Nationalgeographic.co.id—Ada banyak danau di Indonesia. Terbentuknya danau, secara ilmiah, berkat aktivitas geologis yang sangat aktif. Namun di sisi lain, manusia punya rasa ingin tahu tentang asal-usul suatu bentang alam. Masyarakat lokal di Indonesia di masa lalu, belum memiliki pengetahuan sehebat sekarang untuk mengetahui bagaimana prosesnya terbentuk.

Oleh karena itu, masyarakat menciptakan legenda tentang danau di dekatnya. Walau terdengar memiliki unsur magis, klenik, dan tidak punya landasan ilmiah, sebenarnya legenda-legenda ini bisa jadi adalah kenangan yang diceritakan oleh leluhurnya. Sehingga, penelitian ilmiah modern mungkin bisa mengartikannya dengan kejadian di masa lalu.
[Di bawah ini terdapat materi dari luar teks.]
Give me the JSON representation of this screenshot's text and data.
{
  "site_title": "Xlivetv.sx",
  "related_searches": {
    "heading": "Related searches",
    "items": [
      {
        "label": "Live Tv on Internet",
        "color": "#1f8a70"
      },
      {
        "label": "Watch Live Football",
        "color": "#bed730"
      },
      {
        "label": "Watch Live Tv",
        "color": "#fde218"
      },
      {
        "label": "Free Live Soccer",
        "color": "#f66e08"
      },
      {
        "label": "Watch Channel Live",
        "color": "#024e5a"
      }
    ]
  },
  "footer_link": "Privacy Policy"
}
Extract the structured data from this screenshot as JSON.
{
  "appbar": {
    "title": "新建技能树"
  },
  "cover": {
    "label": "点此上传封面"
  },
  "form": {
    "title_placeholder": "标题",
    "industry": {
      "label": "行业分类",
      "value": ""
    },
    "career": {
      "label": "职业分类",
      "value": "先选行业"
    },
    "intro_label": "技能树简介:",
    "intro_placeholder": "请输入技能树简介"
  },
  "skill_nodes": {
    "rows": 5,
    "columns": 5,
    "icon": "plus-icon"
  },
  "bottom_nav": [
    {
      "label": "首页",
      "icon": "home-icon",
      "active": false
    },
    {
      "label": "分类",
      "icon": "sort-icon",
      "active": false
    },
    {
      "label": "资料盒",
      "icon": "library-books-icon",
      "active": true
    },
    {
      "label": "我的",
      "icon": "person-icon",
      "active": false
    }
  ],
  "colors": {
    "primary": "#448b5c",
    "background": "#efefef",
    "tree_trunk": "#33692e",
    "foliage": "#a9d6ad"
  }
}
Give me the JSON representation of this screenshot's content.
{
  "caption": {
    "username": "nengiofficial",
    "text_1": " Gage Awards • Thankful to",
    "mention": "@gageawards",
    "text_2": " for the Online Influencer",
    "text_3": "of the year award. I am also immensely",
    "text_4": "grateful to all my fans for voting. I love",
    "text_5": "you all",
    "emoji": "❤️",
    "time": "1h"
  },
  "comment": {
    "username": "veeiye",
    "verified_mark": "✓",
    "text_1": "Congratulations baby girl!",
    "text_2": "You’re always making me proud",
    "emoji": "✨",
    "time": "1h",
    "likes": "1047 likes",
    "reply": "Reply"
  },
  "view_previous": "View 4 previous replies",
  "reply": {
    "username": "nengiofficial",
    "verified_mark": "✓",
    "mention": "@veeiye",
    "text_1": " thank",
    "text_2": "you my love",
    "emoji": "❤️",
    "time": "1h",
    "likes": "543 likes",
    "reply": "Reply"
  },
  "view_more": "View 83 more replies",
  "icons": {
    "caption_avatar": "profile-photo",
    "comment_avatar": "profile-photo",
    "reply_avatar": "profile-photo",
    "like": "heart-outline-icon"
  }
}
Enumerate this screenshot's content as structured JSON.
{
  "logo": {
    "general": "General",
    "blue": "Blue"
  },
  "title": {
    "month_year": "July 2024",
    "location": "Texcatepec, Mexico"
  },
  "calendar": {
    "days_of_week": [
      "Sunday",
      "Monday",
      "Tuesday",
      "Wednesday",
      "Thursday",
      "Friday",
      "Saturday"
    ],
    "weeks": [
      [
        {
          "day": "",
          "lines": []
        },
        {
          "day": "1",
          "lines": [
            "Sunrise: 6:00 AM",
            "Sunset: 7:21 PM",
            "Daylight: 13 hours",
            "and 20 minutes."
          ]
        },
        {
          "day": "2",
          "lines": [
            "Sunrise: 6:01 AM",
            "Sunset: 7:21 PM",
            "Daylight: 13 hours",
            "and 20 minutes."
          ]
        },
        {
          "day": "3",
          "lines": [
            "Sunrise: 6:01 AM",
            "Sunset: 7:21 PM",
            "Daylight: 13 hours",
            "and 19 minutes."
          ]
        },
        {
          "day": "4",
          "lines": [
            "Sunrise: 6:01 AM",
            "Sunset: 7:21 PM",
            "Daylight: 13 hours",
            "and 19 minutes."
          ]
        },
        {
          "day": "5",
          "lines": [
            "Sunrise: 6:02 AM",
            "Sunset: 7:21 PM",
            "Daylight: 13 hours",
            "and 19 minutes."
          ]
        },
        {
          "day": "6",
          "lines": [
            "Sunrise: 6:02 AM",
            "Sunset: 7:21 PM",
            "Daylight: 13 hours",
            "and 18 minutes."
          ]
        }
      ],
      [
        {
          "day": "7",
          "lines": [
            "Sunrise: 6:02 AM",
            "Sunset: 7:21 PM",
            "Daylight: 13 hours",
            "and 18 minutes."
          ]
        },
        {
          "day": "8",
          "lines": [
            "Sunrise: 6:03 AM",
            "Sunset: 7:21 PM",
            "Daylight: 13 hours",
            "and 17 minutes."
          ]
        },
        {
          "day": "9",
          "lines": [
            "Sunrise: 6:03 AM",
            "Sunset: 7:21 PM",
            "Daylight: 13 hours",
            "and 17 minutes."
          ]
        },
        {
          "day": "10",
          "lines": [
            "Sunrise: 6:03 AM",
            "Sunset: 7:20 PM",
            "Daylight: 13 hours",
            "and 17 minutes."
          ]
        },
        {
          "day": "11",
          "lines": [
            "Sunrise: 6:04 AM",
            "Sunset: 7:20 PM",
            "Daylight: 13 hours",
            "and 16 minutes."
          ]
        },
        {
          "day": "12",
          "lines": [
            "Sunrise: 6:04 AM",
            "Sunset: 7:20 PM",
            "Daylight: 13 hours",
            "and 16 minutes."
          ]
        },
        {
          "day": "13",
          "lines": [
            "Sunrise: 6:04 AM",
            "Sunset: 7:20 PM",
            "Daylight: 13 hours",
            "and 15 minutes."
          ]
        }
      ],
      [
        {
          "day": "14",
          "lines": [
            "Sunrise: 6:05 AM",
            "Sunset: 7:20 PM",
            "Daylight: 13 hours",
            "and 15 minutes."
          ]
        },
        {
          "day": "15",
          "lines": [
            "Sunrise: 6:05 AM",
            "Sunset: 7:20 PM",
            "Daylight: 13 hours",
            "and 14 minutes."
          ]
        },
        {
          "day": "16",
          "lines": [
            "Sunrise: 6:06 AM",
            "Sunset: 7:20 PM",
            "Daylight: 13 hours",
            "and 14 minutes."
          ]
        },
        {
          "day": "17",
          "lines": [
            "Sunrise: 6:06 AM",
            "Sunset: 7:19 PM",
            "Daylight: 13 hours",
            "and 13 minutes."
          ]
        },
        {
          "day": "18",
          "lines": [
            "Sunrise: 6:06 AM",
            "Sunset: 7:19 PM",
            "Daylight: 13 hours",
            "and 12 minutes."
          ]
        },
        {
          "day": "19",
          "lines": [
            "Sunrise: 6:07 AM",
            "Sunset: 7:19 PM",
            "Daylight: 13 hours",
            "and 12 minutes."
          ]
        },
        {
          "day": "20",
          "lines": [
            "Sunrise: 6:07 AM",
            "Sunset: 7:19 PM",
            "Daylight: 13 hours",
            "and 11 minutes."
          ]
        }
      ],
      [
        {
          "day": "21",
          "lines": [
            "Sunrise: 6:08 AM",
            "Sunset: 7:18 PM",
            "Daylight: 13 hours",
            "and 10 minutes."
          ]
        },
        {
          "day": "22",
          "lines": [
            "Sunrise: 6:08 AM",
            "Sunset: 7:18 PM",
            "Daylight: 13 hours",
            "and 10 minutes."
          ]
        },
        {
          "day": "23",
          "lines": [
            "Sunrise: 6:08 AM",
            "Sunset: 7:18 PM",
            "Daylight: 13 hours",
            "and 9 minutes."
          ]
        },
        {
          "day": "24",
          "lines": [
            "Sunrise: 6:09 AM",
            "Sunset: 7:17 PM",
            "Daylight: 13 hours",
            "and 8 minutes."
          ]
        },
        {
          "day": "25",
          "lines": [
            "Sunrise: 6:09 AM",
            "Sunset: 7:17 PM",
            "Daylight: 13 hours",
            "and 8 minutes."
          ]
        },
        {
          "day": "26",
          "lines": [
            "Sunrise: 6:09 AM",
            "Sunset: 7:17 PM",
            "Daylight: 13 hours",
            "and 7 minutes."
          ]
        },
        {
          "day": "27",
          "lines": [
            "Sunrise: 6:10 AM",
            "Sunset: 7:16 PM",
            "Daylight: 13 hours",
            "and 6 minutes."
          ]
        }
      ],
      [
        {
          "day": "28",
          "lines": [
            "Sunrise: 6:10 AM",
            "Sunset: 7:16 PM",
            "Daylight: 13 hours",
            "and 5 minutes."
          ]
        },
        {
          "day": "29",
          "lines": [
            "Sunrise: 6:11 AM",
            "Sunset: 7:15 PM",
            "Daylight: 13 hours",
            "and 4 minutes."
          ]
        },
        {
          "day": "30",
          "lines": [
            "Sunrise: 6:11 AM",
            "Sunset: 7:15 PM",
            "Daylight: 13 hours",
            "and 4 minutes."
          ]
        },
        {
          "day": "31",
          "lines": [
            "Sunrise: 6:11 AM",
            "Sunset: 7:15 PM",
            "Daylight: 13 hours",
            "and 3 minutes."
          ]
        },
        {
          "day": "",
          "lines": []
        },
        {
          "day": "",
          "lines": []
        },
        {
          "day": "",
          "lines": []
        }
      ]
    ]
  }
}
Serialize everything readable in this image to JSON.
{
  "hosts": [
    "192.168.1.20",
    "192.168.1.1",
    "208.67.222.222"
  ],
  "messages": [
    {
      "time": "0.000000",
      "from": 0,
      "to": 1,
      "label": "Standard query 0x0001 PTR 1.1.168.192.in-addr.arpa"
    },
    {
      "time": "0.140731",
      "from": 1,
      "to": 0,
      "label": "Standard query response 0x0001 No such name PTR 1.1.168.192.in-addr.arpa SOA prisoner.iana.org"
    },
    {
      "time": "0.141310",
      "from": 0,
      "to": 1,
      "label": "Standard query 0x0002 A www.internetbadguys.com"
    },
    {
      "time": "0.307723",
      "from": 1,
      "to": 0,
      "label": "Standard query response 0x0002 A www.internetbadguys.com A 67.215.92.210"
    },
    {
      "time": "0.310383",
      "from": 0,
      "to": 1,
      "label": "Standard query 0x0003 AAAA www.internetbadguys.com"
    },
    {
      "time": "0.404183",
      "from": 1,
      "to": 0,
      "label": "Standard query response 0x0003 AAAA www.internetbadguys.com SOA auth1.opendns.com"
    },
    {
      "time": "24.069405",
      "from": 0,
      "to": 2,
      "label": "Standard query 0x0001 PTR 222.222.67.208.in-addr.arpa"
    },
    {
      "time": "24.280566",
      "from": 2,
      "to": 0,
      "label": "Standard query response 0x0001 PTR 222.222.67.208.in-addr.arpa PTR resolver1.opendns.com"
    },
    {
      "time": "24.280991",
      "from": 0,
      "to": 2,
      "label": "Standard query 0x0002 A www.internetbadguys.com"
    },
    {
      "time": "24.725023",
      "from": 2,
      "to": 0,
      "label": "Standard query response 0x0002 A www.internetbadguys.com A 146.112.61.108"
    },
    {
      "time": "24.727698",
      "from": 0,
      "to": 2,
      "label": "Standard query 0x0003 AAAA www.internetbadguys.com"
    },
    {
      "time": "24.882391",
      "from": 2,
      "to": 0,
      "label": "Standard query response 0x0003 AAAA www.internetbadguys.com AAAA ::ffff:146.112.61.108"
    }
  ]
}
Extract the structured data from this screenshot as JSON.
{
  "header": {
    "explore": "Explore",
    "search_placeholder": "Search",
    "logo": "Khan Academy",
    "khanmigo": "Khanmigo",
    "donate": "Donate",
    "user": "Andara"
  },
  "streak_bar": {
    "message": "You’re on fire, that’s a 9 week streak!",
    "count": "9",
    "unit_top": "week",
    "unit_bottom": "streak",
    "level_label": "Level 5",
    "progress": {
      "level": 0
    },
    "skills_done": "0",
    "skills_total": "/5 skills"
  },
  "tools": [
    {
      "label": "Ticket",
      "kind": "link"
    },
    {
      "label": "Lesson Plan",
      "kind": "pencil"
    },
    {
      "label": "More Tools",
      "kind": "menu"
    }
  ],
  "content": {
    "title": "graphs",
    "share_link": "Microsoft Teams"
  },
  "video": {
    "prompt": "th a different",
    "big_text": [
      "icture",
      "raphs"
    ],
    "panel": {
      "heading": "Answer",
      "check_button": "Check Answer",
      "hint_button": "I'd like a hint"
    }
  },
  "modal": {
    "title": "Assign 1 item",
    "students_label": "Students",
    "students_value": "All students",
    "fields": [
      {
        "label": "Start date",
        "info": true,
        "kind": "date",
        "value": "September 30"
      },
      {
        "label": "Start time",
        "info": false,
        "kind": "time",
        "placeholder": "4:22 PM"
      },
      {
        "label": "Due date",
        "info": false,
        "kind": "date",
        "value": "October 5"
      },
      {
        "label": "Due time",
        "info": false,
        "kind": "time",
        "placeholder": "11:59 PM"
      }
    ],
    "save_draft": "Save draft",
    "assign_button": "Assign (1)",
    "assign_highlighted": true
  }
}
Berikut adalah beberapa cerita rakyat atau legenda Indonesia tentang danau di daerahnya.

Danau Tondano, Sulawesi Utara

Danau Tondano adalah danau terluas di Sulawesi Utara. Lokasi tepatnya berada di Kabupaten Minahasa. Menurut legenda, sebelum menjadi danau ada dua kelompok masyarakat utara dan selatan, mendiami negeri itu dengan pemimpin yang disebut Tonaas.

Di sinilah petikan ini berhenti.